Ah, November — time in western Kansas

A big mule deer buck appears to be posing for the camera, last week in Western Kansas. – Photos by Michael Pearce

No question, November is my favorite month of the year. It’s a time of several weeks or so of vacation, with times taken out for covering the opening weekend of pheasant season and whatever other outdoors event that’s both fun and worthy of an outdoors page feature.

From time to time this November I’ll be blogging on how the month is going.

So far, so great.

For the third year I’ve been able to head to western Kansas for a few days of spot-and-stalk hunting for mule deer in some gorgeous canyon country. Nope, I haven’t shot one on those trips, but I’ve missed a couple of times, spooked several more and always had a fantastic time.

Compared to sitting in a treestand, surrounded by lots of other trees,  I love the freedom of being able to sit on a high hill and use a spotting scope and binoculars to search the surrounding countryside for miles. Seeing big mule deer bucks hasn’t been hard, sneaking to within my 40 yard shooting maximum range has been.

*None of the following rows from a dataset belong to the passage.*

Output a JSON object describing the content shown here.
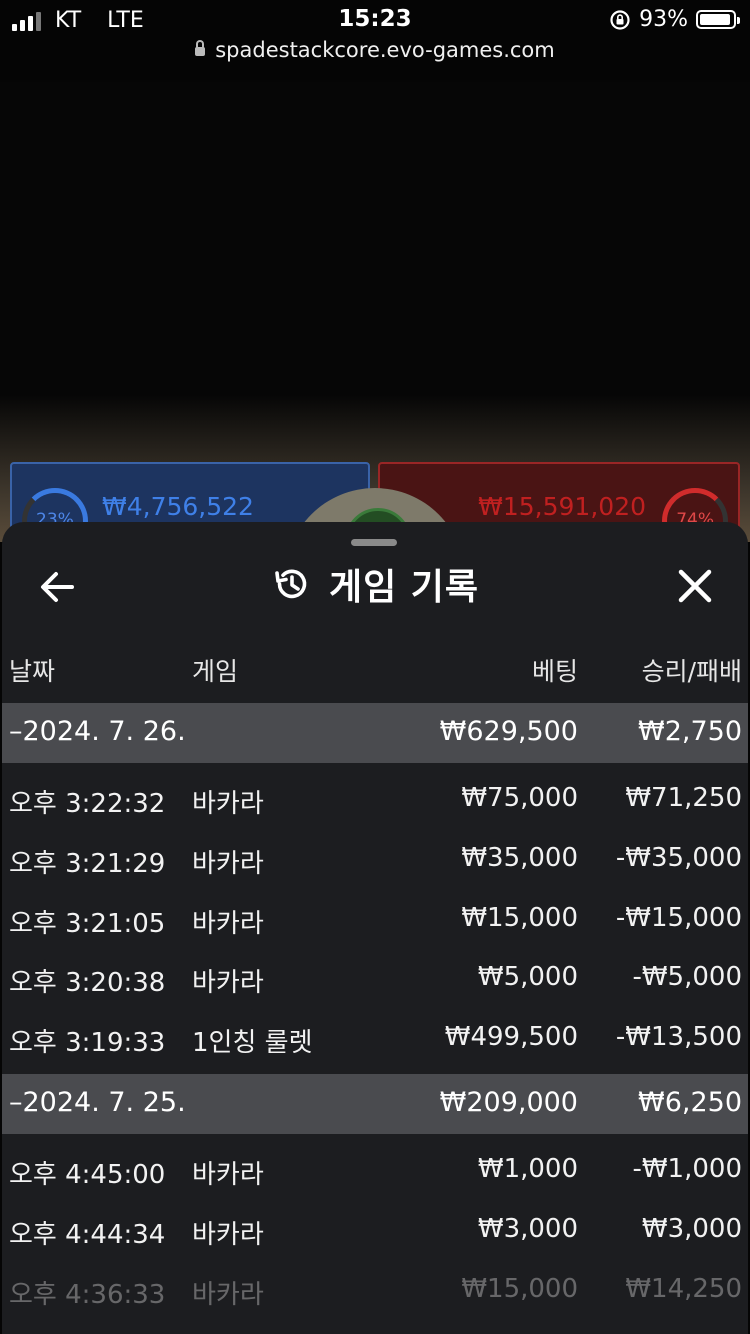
{
  "status_bar": {
    "carrier": "KT",
    "network": "LTE",
    "time": "15:23",
    "battery": "93%",
    "battery_level": 0.93
  },
  "browser": {
    "url": "spadestackcore.evo-games.com"
  },
  "game": {
    "player_percent": "23%",
    "player_amount": "₩4,756,522",
    "banker_percent": "74%",
    "banker_amount": "₩15,591,020"
  },
  "sheet": {
    "title": "게임 기록",
    "columns": {
      "date": "날짜",
      "game": "게임",
      "bet": "베팅",
      "win_loss": "승리/패배"
    },
    "groups": [
      {
        "date": "–2024. 7. 26.",
        "bet": "₩629,500",
        "win_loss": "₩2,750",
        "rows": [
          {
            "time": "오후 3:22:32",
            "game": "바카라",
            "bet": "₩75,000",
            "win_loss": "₩71,250"
          },
          {
            "time": "오후 3:21:29",
            "game": "바카라",
            "bet": "₩35,000",
            "win_loss": "-₩35,000"
          },
          {
            "time": "오후 3:21:05",
            "game": "바카라",
            "bet": "₩15,000",
            "win_loss": "-₩15,000"
          },
          {
            "time": "오후 3:20:38",
            "game": "바카라",
            "bet": "₩5,000",
            "win_loss": "-₩5,000"
          },
          {
            "time": "오후 3:19:33",
            "game": "1인칭 룰렛",
            "bet": "₩499,500",
            "win_loss": "-₩13,500"
          }
        ]
      },
      {
        "date": "–2024. 7. 25.",
        "bet": "₩209,000",
        "win_loss": "₩6,250",
        "rows": [
          {
            "time": "오후 4:45:00",
            "game": "바카라",
            "bet": "₩1,000",
            "win_loss": "-₩1,000"
          },
          {
            "time": "오후 4:44:34",
            "game": "바카라",
            "bet": "₩3,000",
            "win_loss": "₩3,000"
          },
          {
            "time": "오후 4:36:33",
            "game": "바카라",
            "bet": "₩15,000",
            "win_loss": "₩14,250"
          }
        ]
      }
    ]
  }
}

A big-bodied mule deer buck takes off after a doe that was spooked from a patch of Walk-In Hunting Area ground near a county road.

This year’s first day of hunting found us watching a dandy buck with antlers about 25 inches wide, and seven points on one antler and six on the other. He was in a pretty good place for us to make a sneak…unfortunately there wasn’t enough wind to hide the sounds of an approach so we couldn’t even try. Those over-sized ears are on their heads for a reason, you know, and their eyes seem better than those on a whitetail, too.

Stalks or no stalks, kill or no kill, I always seem to enjoy some good photography when I’m out in those hills and canyons in the Smoky Hill River Valley. I’ll be honest, and tell you that most of the best photos I get are shot out the window of a truck or over the hood. Many of the best deer photos are of bucks on lands where we don’t have permission to hunt, so I take the photos from the road.

A mule deer buck seems to know it is safe on a piece of posted property.

This trip we happened across a wide, non-typical mule deer barely 100 yards off the road, directly across from where we could hunt. We stayed on the road for close to 20 minutes, taking photos and waiting for something special. It finally happened when the buck, which no doubt had a bedded doe nearby, moved to a small knoll with a nice sunrise in the background.

Another buck was politely positioned right behind a “No Trespassing” sign, too.

And to be honest, sometimes when I get a really great photo, it’s almost as satisfying as tagging a really great buck….almost.